Key performance indicators, also known as KPIs, are the essential metrics that every Retailer needs to use to understand the situation of the company. Numbers don’t lie, and KPIs can help you see which area of the business is improving, where targets are not being reached, and – most important of all – where you need to make changes to ensure the business continues to grow.
There are hundreds of KPIs, but which are the most important ones when planning for the future? Are some KPIs more valuable than others for Retailers? Here are the 10 key performance indicators Retailers need to track to succeed in the new Retail.
This represents the quantity of stock in units and in excess cost value to meet the projected demand based on the parameters established by the company. It helps us identify the products that are surplus to the store’s needs and prescribes possible recommendations to be made.
Overstock is calculated at the SKU-store level. For example, a store may have an overstock while simultaneously placing a replenishment order from different SKUs.
This is one of the cornerstones of Retail. It is calculated as the total number of commercial transactions made: in other words, the sum of all sales at the sale value in a given period of time.
This indicator on its own is not relevant. It has to be analysed in the context of all indicators to understand the origin of a problem and know how to act.
One of the main goals of Retail is to maximise the volume of quality transactions. This indicator offers a graphical representation of the volume of commercial operations carried out to achieve the turnover.
If we can maximise the volume of transactions without affecting the average sales price per transaction or the number of items included in an average ticket (UPT), we can maximise the company’s turnover.
This refers to a customer’s average spending per ticket in a given period of time. It is calculated by dividing total sales by total tickets (excluding returns).
As a quality target set by the company, basket size is tracked to compare and analyse sales trends.
This refers to the difference between income (excluding taxes) and the cost value of goods.
When shown as an economic amount, it refers to the contribution. When expressed as a percentage, it means how much that difference represents over the cost and therefore refers to the percentage of gross margin obtained.
A company’s main goal is to maximise its margins, because the same turnover can yield higher margins with more efficient management of the stock cost.
DV (Design Variation)
This is a percentage expressing the number of models with sales over the company’s total models in a given period of time. The analysis is performed at root code level (style + colour).
The benefit of this indicator is that it measures the success of the mix in a collection over a period of time. The ideal ratio is 100%, since we expect to sell at least one unit of each model present in a store.
This is the inverse of coverage. It shows the number of times an item is renewed in the stock in a given period of time. It compares purchase management with stock quality.
This is the acronym of Gross Margin Return on Inventory Investment, which measures the productivity of inventory investment. It indicates the amount of gross margin that is recovered for each euro invested in inventory. The result should be higher than 100% since we expect to recover at least the same amount we invested.
This expresses as a percentage the progression of the potential sales rate of items that fail to meet the sales target due to lack of stock.
It quantifies lost sales due to insufficient stock to meet the demand. It is therefore a guide for correcting the stock per store or increasing the depth of purchase. In other words, it operates as an alert.

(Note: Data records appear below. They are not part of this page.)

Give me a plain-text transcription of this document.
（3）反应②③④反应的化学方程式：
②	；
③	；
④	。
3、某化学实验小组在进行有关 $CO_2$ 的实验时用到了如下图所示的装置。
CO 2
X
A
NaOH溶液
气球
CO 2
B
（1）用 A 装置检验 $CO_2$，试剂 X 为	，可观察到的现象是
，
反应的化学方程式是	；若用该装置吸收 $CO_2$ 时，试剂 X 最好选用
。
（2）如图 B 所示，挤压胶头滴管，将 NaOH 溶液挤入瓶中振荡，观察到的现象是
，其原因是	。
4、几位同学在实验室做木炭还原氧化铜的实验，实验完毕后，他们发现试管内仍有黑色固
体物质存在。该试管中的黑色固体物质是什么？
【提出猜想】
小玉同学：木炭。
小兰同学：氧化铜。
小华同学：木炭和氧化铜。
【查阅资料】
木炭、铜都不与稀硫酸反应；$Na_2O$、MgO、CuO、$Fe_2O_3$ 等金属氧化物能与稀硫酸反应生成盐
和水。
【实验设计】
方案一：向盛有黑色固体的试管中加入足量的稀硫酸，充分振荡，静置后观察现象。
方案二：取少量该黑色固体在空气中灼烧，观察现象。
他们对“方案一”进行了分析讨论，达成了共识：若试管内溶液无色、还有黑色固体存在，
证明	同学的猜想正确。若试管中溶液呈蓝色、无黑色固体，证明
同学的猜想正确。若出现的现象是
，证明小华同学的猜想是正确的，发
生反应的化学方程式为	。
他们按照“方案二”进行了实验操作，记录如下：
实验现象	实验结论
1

Created by Analyticalways, this indicator tell us whether a company is generally efficient. It compares the DV, TRNand GMROII levels with their individual targets, therefore providing a clear picture of the distance to be covered to reach those targets. The distances between the target and result of each indicator are averaged out to create what is known as the stock management efficiency ratio.
If we maximise the stock turnover, collection mix efficiency and the margins, we will maximise the stock management efficiency.
To conclude, the more we know about the state of our business, the better we will manage it. These 10 indicators guarantee control and are available to any company that wants to increase its management efficiency.